Osment is known for his maturity, and he has been fortunate to work with directors who are sensitive to young actors. Those include "Lions" director McCanlies, who directed four up-and-coming stars in the regional hit "Dancer, Texas, Pop. 81." With "Lions," McCanlies aims for something bigger, and that includes working with stars such as Michael Caine and Robert Duvall, who play Osment's uncles. These are people who are a little more intimidating and experienced -- and McCanlies counts Osment among them.
"This guy has worked with (Steven) Spielberg, (Robert) Zemeckis, M. Night Shyamalan," McCanlies says, adding that it was interesting to see the bonding that went on among Osment and the older actors.
With experience has come a reputation for professionalism and politeness, on-set and during interviews.
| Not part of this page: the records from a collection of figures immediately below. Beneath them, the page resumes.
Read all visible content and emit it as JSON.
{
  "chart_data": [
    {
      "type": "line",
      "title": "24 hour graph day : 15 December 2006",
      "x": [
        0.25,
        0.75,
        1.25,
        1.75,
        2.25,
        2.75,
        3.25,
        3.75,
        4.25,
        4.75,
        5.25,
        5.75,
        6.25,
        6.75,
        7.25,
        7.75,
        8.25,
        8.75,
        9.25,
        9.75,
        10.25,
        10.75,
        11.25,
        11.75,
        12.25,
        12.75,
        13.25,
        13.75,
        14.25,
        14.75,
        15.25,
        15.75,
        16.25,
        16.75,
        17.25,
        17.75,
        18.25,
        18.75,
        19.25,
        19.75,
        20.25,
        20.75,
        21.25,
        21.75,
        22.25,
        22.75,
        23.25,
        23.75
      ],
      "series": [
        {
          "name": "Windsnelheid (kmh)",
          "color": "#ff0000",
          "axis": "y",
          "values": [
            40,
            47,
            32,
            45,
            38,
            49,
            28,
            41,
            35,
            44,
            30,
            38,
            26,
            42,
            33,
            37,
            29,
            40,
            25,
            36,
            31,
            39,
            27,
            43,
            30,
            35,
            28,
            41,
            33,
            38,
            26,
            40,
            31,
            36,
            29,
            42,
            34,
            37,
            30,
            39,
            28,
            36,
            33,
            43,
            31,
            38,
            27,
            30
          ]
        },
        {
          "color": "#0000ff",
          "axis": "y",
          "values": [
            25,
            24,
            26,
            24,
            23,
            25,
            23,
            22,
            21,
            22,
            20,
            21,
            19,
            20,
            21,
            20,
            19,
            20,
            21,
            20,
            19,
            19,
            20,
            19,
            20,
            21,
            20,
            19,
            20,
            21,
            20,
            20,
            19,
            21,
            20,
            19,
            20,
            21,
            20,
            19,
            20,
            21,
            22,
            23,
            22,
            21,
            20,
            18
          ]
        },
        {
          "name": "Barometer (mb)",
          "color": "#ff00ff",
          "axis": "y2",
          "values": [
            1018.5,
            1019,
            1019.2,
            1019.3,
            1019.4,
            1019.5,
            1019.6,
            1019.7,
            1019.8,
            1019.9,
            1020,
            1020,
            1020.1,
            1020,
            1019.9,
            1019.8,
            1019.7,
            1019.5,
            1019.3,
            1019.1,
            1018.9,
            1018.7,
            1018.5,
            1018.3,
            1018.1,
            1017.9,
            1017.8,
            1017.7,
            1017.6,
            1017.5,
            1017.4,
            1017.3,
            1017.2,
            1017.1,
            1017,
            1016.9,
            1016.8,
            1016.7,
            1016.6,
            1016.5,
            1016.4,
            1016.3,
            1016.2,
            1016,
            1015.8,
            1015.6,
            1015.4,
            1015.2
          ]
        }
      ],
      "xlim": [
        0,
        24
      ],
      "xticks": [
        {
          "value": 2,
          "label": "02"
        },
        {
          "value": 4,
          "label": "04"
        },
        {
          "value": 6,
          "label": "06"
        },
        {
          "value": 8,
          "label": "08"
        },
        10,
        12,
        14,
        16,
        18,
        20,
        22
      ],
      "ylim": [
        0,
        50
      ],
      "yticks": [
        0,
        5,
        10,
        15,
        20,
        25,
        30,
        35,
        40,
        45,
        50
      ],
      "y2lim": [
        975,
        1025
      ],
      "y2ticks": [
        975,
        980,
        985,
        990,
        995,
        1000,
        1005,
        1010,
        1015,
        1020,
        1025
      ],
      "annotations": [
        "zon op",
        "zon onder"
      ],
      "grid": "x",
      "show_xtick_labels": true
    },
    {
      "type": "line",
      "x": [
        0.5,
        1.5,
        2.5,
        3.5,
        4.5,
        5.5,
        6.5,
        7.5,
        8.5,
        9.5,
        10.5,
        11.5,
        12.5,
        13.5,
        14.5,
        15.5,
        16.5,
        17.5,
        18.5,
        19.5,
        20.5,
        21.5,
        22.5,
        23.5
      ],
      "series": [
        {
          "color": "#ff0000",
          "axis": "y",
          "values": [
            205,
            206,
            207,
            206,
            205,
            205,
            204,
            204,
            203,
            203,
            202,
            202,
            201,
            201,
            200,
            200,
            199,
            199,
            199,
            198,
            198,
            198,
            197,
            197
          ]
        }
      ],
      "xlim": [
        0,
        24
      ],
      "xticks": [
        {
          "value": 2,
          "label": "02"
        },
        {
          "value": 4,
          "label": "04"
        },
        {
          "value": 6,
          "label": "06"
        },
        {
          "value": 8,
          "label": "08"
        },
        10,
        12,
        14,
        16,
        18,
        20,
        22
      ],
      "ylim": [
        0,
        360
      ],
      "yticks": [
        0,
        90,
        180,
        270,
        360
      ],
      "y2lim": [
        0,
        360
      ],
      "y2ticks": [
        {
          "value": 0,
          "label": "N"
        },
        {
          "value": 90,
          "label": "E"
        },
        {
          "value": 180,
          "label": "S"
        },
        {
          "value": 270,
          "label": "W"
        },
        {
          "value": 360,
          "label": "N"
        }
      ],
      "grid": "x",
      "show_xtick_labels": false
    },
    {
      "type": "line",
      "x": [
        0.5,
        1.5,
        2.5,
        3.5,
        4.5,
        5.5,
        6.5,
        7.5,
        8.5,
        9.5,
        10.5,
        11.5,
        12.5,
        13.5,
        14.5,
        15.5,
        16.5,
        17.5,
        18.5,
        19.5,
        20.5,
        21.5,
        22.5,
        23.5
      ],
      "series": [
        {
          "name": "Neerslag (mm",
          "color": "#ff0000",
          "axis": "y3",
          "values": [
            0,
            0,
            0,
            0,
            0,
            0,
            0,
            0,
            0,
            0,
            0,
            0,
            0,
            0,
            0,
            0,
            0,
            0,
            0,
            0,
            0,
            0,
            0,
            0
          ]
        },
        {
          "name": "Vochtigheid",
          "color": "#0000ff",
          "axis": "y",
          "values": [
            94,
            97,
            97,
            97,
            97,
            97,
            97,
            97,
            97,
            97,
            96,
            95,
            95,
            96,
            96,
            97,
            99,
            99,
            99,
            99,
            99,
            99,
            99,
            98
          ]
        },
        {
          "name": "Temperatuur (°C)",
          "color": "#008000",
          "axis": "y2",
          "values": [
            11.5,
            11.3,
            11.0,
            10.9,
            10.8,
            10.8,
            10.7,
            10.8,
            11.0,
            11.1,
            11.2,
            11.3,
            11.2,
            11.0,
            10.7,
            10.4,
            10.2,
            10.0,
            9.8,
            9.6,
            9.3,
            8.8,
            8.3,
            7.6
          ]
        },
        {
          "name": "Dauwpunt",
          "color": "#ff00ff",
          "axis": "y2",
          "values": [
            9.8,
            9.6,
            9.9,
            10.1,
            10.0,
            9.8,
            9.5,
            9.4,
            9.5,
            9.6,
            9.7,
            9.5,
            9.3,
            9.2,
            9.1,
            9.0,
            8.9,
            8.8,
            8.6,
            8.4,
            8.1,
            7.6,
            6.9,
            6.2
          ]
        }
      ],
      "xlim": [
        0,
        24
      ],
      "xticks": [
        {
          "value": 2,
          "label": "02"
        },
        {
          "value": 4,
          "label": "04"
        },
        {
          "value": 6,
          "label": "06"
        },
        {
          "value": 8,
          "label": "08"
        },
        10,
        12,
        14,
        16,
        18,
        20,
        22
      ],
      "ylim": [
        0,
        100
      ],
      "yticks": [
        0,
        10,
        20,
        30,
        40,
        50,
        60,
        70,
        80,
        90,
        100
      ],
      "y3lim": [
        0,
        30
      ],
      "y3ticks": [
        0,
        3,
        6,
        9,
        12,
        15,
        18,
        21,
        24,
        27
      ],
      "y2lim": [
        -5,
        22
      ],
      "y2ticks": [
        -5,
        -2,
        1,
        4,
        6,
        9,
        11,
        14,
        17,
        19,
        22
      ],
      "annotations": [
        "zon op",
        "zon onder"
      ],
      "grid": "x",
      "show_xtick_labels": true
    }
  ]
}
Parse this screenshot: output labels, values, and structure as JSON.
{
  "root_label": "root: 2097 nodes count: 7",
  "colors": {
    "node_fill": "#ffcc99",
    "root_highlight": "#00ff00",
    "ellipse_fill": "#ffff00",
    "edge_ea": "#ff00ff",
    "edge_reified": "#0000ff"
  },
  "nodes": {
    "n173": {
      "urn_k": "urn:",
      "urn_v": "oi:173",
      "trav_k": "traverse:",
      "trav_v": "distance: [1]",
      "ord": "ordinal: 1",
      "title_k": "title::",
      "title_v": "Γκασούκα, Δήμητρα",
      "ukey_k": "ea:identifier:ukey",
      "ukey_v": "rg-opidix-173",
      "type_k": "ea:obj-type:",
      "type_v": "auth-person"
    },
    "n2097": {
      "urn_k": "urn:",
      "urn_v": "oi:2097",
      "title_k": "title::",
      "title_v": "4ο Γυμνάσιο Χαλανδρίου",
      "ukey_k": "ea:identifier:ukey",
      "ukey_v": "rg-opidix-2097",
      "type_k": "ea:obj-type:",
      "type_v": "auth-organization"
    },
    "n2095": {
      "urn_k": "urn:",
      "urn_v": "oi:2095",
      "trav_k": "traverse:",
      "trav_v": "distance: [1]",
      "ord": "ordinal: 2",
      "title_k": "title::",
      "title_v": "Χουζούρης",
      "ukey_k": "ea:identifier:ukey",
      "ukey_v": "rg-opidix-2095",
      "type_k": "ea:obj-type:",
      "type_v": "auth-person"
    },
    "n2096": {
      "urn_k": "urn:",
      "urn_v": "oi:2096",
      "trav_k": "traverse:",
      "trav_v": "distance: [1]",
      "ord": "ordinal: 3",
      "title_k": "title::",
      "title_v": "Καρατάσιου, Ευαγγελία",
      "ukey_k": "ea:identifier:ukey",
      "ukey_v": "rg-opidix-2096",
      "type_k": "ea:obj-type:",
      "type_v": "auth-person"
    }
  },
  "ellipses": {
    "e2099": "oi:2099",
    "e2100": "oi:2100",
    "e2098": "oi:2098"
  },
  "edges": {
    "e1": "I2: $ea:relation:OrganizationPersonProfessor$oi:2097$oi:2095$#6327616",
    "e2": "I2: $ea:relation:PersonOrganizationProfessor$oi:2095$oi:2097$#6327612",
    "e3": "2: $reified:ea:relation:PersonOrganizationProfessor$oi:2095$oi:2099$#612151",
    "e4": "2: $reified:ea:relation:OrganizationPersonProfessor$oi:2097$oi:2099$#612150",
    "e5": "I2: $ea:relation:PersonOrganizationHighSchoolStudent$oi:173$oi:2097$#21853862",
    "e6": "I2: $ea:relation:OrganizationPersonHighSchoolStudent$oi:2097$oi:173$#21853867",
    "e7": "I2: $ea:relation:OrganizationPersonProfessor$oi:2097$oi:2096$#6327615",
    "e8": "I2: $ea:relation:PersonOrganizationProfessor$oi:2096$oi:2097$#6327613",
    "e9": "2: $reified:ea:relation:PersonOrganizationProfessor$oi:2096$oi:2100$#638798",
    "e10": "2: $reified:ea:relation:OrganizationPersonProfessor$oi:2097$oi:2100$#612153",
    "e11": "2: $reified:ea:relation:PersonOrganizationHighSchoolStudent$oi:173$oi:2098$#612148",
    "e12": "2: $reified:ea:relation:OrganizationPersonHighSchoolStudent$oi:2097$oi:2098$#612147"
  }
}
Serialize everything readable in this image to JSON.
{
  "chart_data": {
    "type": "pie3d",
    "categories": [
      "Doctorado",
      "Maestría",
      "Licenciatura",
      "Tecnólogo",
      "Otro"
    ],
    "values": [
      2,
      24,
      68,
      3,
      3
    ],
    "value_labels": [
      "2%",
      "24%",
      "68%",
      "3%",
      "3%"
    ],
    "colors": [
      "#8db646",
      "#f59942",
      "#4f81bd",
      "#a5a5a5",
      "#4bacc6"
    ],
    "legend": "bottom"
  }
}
"It's really just what I've learned being around these people, though," says Osment, whose co-stars have also included Bruce Willis, Helen Hunt, Ed Asner and Candice Bergen. "That professionalism comes from what I've watched people do on the set."
The true grounding element for Osment is his family, especially his father, Eugene, who doubles as his acting coach and has a bit part in "Lions." (Haley's younger sister, Emily, also acts; she appeared in two of the three "Spy Kids" movies.)
Osment aspires to go to Yale, but he's not sure whether he'll pull a Brooke Shields and drop out of acting for a few years to concentrate on college.
"It's hard for me to say whether it will be possible for me to do films while I'm in school," he says. "But if I go to Yale or wherever, I definitely will be involved in the drama department."